(Universita e INFN (IT))
Over the last few years we have seen an increasing number of services and applications needed to manage and maintain cloud computing facilities. This is particularly true for computing in high energy physics which often requires complex configurations and distributed infrastructures. In this scenario a cost effective rationalization and consolidation strategy is the key to success in terms of scalability and reliability.
In this work, we describe an IaaS (Infrastructure as a Service) cloud computing system, with high availability and redundancy features which is currently in production at INFN-Naples and ATLAS Tier-2 data centre.
The main goal we intended to achieve was a simplified method to manage our computing resources and deliver reliable user services, reusing existing hardware without incurring heavy costs.
A combined usage of virtualization and clustering technologies allowed us to consolidate our services on a small number of physical machines, reducing electric power costs.
As a results of our efforts we developed a complete solution for data and computing centers that can be easily replicated using commodity hardware.
Our architecture mainly consists of 2 subsystems: a clustered storage solution, built on top of disk servers running Gluster file system, and a virtual machines execution environment. The hypervisor hosts use Scientific Linux and KVM as virtualization technology and run both Windows and Linux guests. Virtual machines have their root file systems on qcow2 disk-image files, stored on a Gluster network file system. Gluster is able to perform parallel writes on multiple disk servers (two, in our system), providing this way live replication of data. A failure of a disk server doesn't cause glitches or stops any of the running virtual guests as each hypervisor host still has full access to disk-image files. When the failing disk server returns to normal activity Gluster self-healing integrated mechanism performs a background transparent reconstruction of missing replicas.
High availability is also achieved via a network configuration using redundant switches and multiple paths between hypervisor hosts and disk servers. Linux channel bonding provides adaptive load balancing of network traffic over multiple links and dedicated VLANs guarantee isolation of the storage subsystem from the general-purpose network.
We also developed a set of management scripts to easily perform basic system administration tasks such as automatic deployment of new virtual machines, adaptive scheduling of virtual machines on hypervisor hosts, live migration and automated restart in case of hypervisor failures.

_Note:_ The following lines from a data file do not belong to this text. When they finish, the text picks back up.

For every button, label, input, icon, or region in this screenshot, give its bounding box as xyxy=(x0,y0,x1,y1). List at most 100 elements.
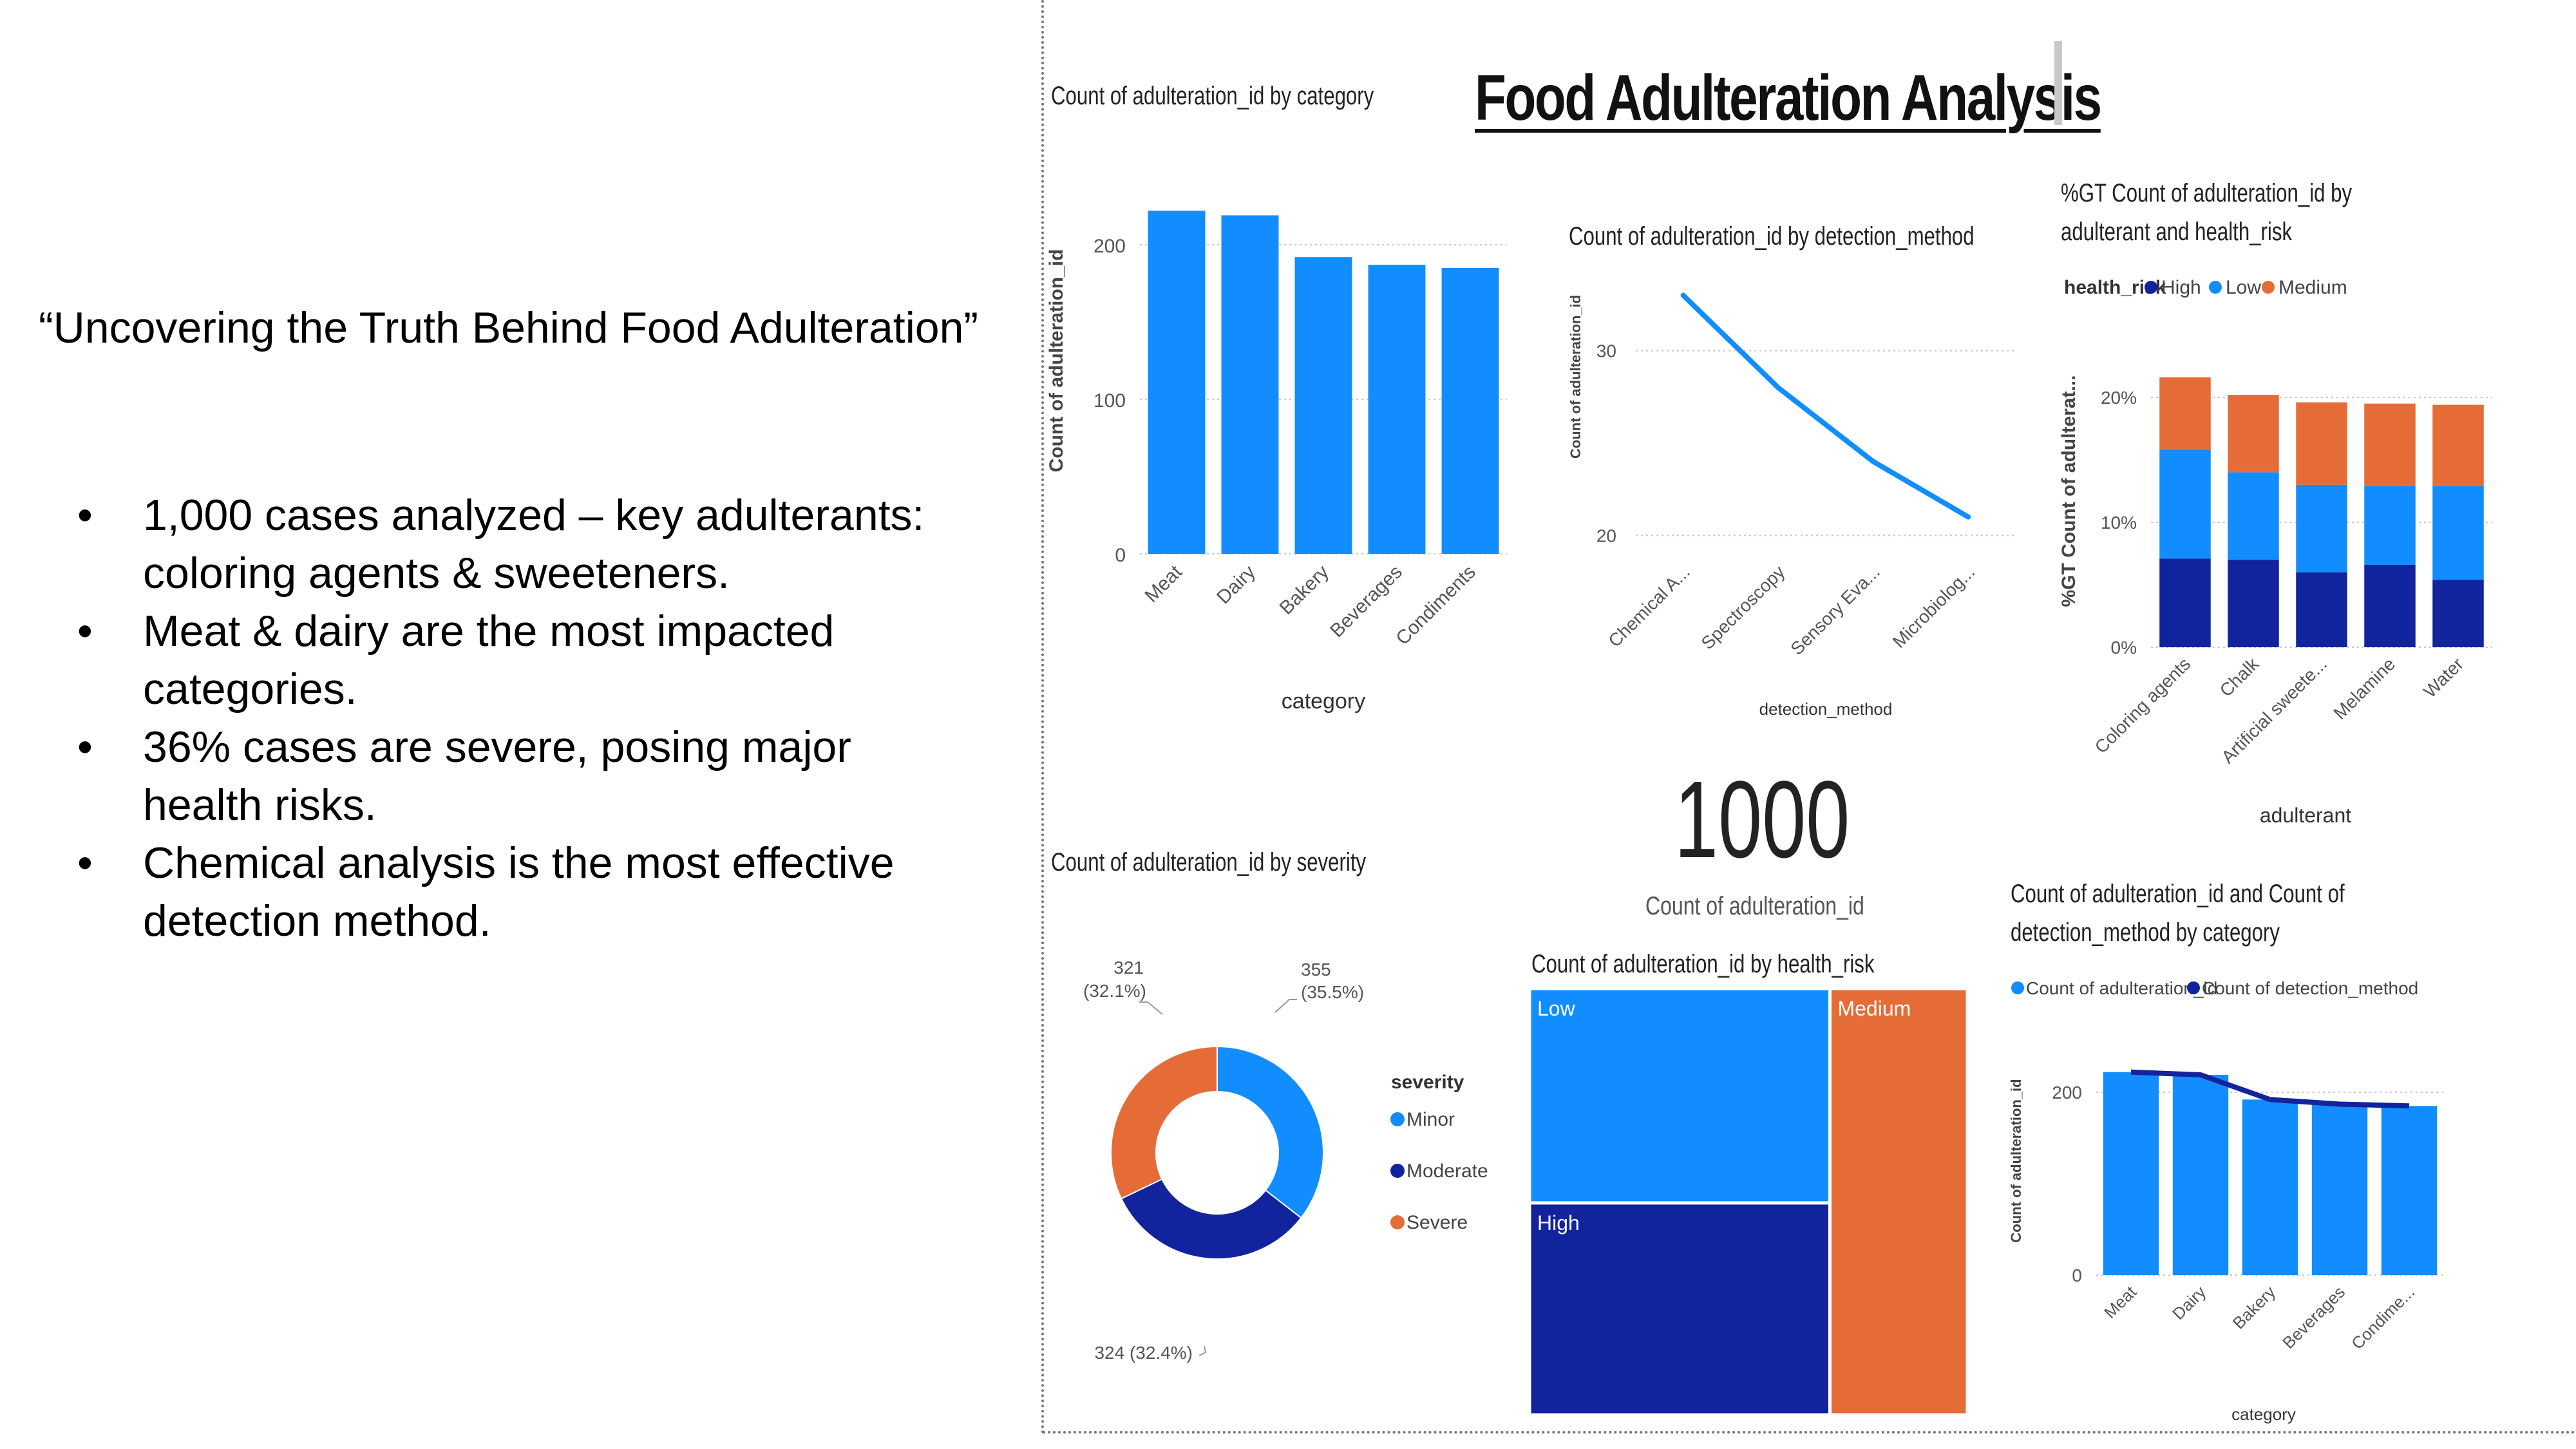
y-tick-label: 200 xyxy=(1094,236,1126,257)
y-tick-label: 20% xyxy=(2101,388,2137,408)
label-leader xyxy=(1139,1001,1163,1015)
y-tick-label: 10% xyxy=(2101,513,2137,533)
x-tick-label: Spectroscopy xyxy=(1698,562,1789,653)
detection-chart-title: Count of adulteration_id by detection_me… xyxy=(1569,222,1975,251)
healthrisk-chart-title: Count of adulteration_id by health_risk xyxy=(1531,950,1875,978)
legend-marker xyxy=(2145,281,2157,294)
legend-entry: Medium xyxy=(2278,277,2347,298)
bar-segment xyxy=(2228,560,2279,647)
bullet-item: 1,000 cases analyzed – key adulterants: … xyxy=(77,486,966,602)
bar xyxy=(1221,215,1279,554)
slice-label: 321 xyxy=(1113,958,1144,978)
bar-segment xyxy=(2228,472,2279,560)
bar-segment xyxy=(2159,377,2211,450)
label-leader xyxy=(1198,1345,1207,1356)
y-axis-title: %GT Count of adulterat... xyxy=(2058,375,2079,607)
x-tick-label: Melamine xyxy=(2329,654,2399,723)
combo-chart-title: Count of adulteration_id and Count of de… xyxy=(2011,880,2345,947)
legend-entry: Count of detection_method xyxy=(2202,978,2418,998)
y-tick-label: 20 xyxy=(1596,526,1616,545)
x-tick-label: Meat xyxy=(2100,1282,2141,1322)
severity-donut-chart: 355(35.5%) 321 (32.1%) 324 (32.4%) severity M… xyxy=(1083,958,1488,1363)
treemap-tile xyxy=(1530,989,1832,1205)
bar-segment xyxy=(2364,486,2416,565)
bar-segment xyxy=(2432,404,2484,486)
category-bar-chart: 0 100 200 Meat Dairy BakeryBeveragesCondiment… xyxy=(1046,211,1507,714)
bar-segment xyxy=(2159,450,2211,559)
dashboard-title: Food Adulteration Analysis xyxy=(1475,62,2102,134)
bar-segment xyxy=(2364,564,2416,647)
bar-segment xyxy=(2159,558,2211,647)
legend-marker xyxy=(2262,281,2275,294)
slice-label: (35.5%) xyxy=(1301,982,1364,1002)
donut-slice xyxy=(1110,1045,1218,1200)
healthrisk-treemap: Low High Medium xyxy=(1530,989,1969,1417)
x-axis-title: detection_method xyxy=(1759,699,1893,719)
y-tick-label: 0 xyxy=(1115,545,1126,566)
y-axis-title: Count of adulteration_id xyxy=(1046,249,1067,473)
x-axis-title: adulterant xyxy=(2260,804,2351,827)
title-accent-bar xyxy=(2054,41,2062,125)
bullet-item: 36% cases are severe, posing major healt… xyxy=(77,718,966,834)
y-tick-label: 100 xyxy=(1094,390,1126,412)
y-axis-title: Count of adulteration_id xyxy=(1567,295,1584,459)
series-line xyxy=(1680,292,1971,520)
x-tick-label: Condiments xyxy=(1392,562,1480,650)
x-tick-label: Dairy xyxy=(2168,1282,2210,1323)
x-tick-label: Beverages xyxy=(2278,1282,2349,1352)
bar-segment xyxy=(2228,395,2279,473)
legend-entry: Low xyxy=(2226,277,2261,298)
x-tick-label: Condime... xyxy=(2347,1282,2418,1353)
dashboard-bottom-border xyxy=(1043,1431,2576,1434)
label-leader xyxy=(1274,999,1297,1013)
kpi-value: 1000 xyxy=(1674,759,1850,881)
data-point xyxy=(1680,292,1686,298)
bar xyxy=(2172,1075,2229,1275)
x-tick-label: Bakery xyxy=(2229,1282,2279,1332)
y-axis-title: Count of adulteration_id xyxy=(2008,1079,2024,1242)
slide-quote: “Uncovering the Truth Behind Food Adulte… xyxy=(39,303,979,352)
key-findings-list: 1,000 cases analyzed – key adulterants: … xyxy=(77,486,966,950)
x-axis-title: category xyxy=(1282,689,1365,714)
treemap-label: High xyxy=(1537,1211,1580,1235)
kpi-label: Count of adulteration_id xyxy=(1645,892,1864,920)
bar xyxy=(2381,1106,2438,1275)
bar xyxy=(2103,1072,2159,1275)
severity-chart-title: Count of adulteration_id by severity xyxy=(1051,848,1367,876)
bar-segment xyxy=(2364,403,2416,486)
x-tick-label: Chalk xyxy=(2216,654,2263,701)
slice-label: (32.1%) xyxy=(1083,981,1146,1001)
bar xyxy=(1441,268,1499,554)
treemap-label: Low xyxy=(1537,997,1576,1020)
bar-segment xyxy=(2296,402,2347,485)
legend-title: severity xyxy=(1391,1072,1464,1093)
legend-marker xyxy=(1390,1215,1405,1229)
y-tick-label: 0 xyxy=(2072,1265,2082,1285)
legend-marker xyxy=(1390,1112,1405,1126)
legend-marker xyxy=(1390,1164,1405,1178)
legend-entry: Moderate xyxy=(1406,1160,1488,1182)
x-tick-label: Sensory Eva... xyxy=(1786,562,1884,659)
y-tick-label: 200 xyxy=(2052,1083,2082,1103)
y-tick-label: 0% xyxy=(2111,638,2137,658)
bar-segment xyxy=(2296,572,2347,647)
bar-segment xyxy=(2432,486,2484,580)
legend-entry: Severe xyxy=(1406,1212,1468,1233)
x-tick-label: Dairy xyxy=(1213,562,1260,609)
bullet-item: Chemical analysis is the most effective … xyxy=(77,834,966,950)
x-tick-label: Meat xyxy=(1141,561,1186,607)
donut-slice xyxy=(1120,1178,1302,1260)
treemap-tile xyxy=(1828,989,1969,1417)
category-chart-title: Count of adulteration_id by category xyxy=(1051,82,1374,110)
series-line xyxy=(2130,1069,2410,1109)
x-tick-label: Chemical A... xyxy=(1604,562,1694,651)
bar-segment xyxy=(2432,580,2484,647)
data-point xyxy=(1870,459,1876,464)
legend-marker xyxy=(2209,281,2222,294)
adulterant-chart-title: %GT Count of adulteration_id by adultera… xyxy=(2061,179,2353,246)
legend-entry: High xyxy=(2161,277,2201,298)
donut-slice xyxy=(1217,1045,1324,1219)
bar xyxy=(1368,265,1426,554)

The work is organized as follows:
In the first part we identify the main requirements and the goal we want to achieve in terms of system reliability and availability. Then we introduce a set of currently available open-source technologies and we discuss the motivation of our choice. After that, we describe our cloud computing model: the architecture, all the features and the main aspects.
In the second part we show our implementation at INFN-Naples describing the hardware, the network topology, the storage configuration and the migration process of our services from physical machines to cloud infrastructure. The description is accompanied by some stress test benchmark results and a technical analysis of the system utilization during the last year.
In the last part we illustrate other possible application scenarios with a set of recommendations based on our local experience.